My experience with black beans is that they small Pretty Damn Bad when they're gone off to the point that they'll make you ill--and that takes, even at room temp, more like 3-4 days. I also routinely leave cooked beans to cool on the stove overnight, and have never had a problem with it. I'd eat these in a heartbeat.
posted by MeghanC at 8:54 AM on February 24, 2014

Best answer: I agree with bearwife; beans are generally no. 2 on the list of sources of botulism from inadequately sterilized home canning (behind meat), and nothing has ever smelled as bad in my fridge as spoiled refried beans.
posted by jamjam at 8:56 AM on February 24, 2014

I have eaten
the enchiladas
that were on
the counter

and which
I was definitely
for breakfast

Forgive me
they were delicious
so spicy
and so room temperature
posted by Rock Steady at 9:22 AM on February 24, 2014 [7 favorites]

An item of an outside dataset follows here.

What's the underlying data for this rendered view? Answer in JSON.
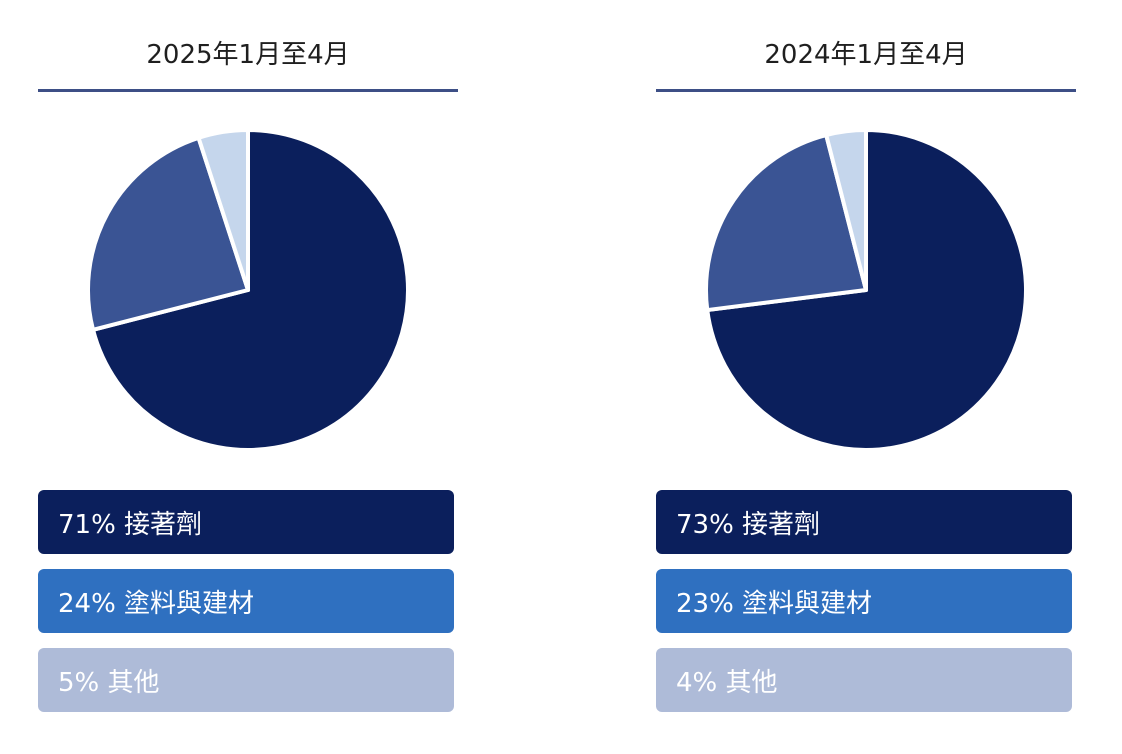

Best answer: Beans alone are a different matter from complete enchiladas. Since you've already cooked the enchiladas, everything's combined and you have to look at it all together. Oils from the cheese have mixed with the beans, the high pH of the corn tortillas has interacted with the sauce and run into the vegetables, etc.

Everything's changed, and the heavy flavors might cover up the first off-smells. With that tomato sauce, are you sure you would even be able to tell if the beans had gone sour? Personally, I'd chuck it.
posted by WasabiFlux at 11:54 AM on February 24, 2014

Best answer: I should have explained what WasabiFlux points out -- my red lentil experience involved deliciously and heavily spiced lentils in takeout from a restaurant. I don't think my nose was able to warn me.

Anyway, the people on this thread saying to eat it anyway may be right, it may be fine, but I promise you that if the beans have gone off, you will be very sorry for several days that you ate this dish.
posted by bearwife at 12:55 PM on February 24, 2014

Response by poster: We chucked it. We had eaten half last night before leaving it out, and it was delicious, so we really wanted the leftovers! But we can afford to make another batch and not worry about food poisoning, so that's what we'll do. Thanks, all!